14 Kasım 2015 Cumartesi

#Geçen yılların birinde,bir belgesel izliyordum.
Anne zürafa,yeni doğum yapmıştı ve yavrusu zorlukla ayakta durmaya çalışıyordu.
Hayvanlar,bizim gibi değildir,çabucak doğal yaşama uyum sağlarlar.Kısa süre sonra,yavru da ayağa kalktı annesine yanaştı.
Buraya kadar olağan bir belgesel elbette.
Yavru,birden düştü ve öldü.Annenin,yavrusunu burnuyla kaldırmaya çalışması dakikalarca sürdü ama yavru ölmüştü.
Ölümün kokusunu alan diğer hayvanlar alana toplanmaya başladı.Anne gidince yavruyu yiyeceklerdi.Doğanın kuralıydı bu,çünkü beslenme zinciri böyle işliyordu.
Anne zürafa,akşama kadar ölen yavrusunun başında bekledi,aç,susuz.Anne yüreğiydi onu orda tutan.

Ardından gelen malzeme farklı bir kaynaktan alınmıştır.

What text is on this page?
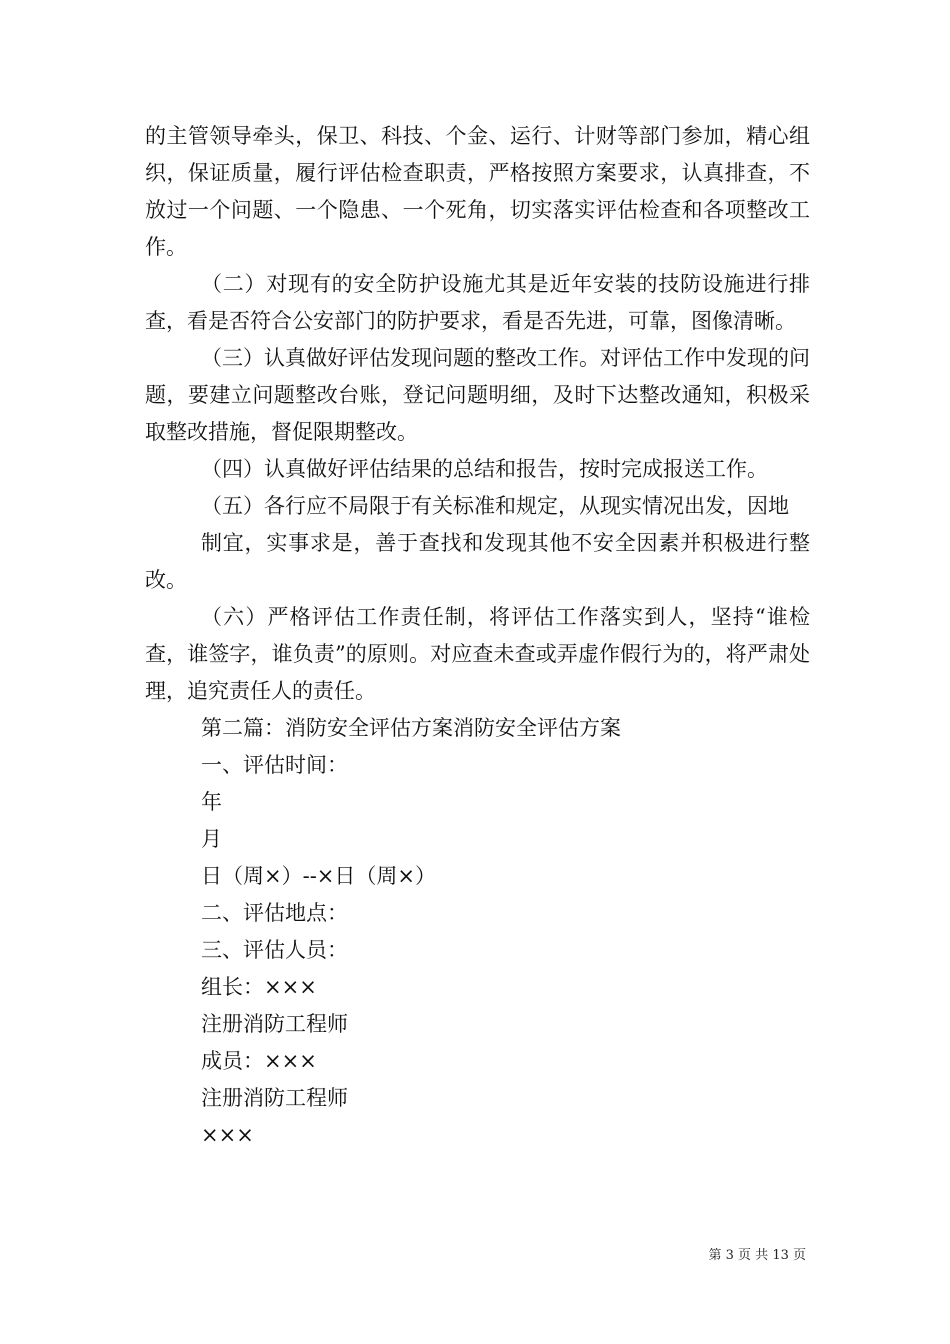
的主管领导牵头，保卫、科技、个金、运行、计财等部门参加，精心组织，保证质量，履行评估检查职责，严格按照方案要求，认真排查，不放过一个问题、一个隐患、一个死角，切实落实评估检查和各项整改工作。

（二）对现有的安全防护设施尤其是近年安装的技防设施进行排查，看是否符合公安部门的防护要求，看是否先进，可靠，图像清晰。

（三）认真做好评估发现问题的整改工作。对评估工作中发现的问题，要建立问题整改台账，登记问题明细，及时下达整改通知，积极采取整改措施，督促限期整改。

（四）认真做好评估结果的总结和报告，按时完成报送工作。

（五）各行应不局限于有关标准和规定，从现实情况出发，因地

制宜，实事求是，善于查找和发现其他不安全因素并积极进行整改。

（六）严格评估工作责任制，将评估工作落实到人，坚持“谁检查，谁签字，谁负责”的原则。对应查未查或弄虚作假行为的，将严肃处理，追究责任人的责任。

第二篇：消防安全评估方案消防安全评估方案
一、评估时间：
年
月
日（周×）--×日（周×）
二、评估地点：
三、评估人员：
组长：×××
注册消防工程师
成员：×××
注册消防工程师
×××
第 3 页 共 13 页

Afrika'da gün batarken,akşamın kızıllığı kurak araziye düştüğünde,anne zürafa için gitme vakti gelmişti.
Yavru için yapacak bir şey yoktu ve diğer hayvanlara yem olacaktı. Usulca döndü,yavrusuna burnuyla dokundu.
İşte o anda bir şey oldu.
Annenin gözlerinden bir damla yaş süzüldü.
Bir an,yanlış mı görüyorum dedim.Hayvanlar ağlar mıydı ki?
Belgeseli izlerken,o son sahnede gözlerimden yaş süzülüyordu.
Belki de anne olmanın duygusal ağırlıydı.
Bu belgeseli hiç unutmadım ve.....
Paris'te yaşanan vahşet için 'Siz de Ankara'da bizim canlarımız gittiğinde üzülmüş müydünüz?' diyen yazıları gördüğümde....
Hayvanlar kadar olamıyoruz ona üzülüyorum.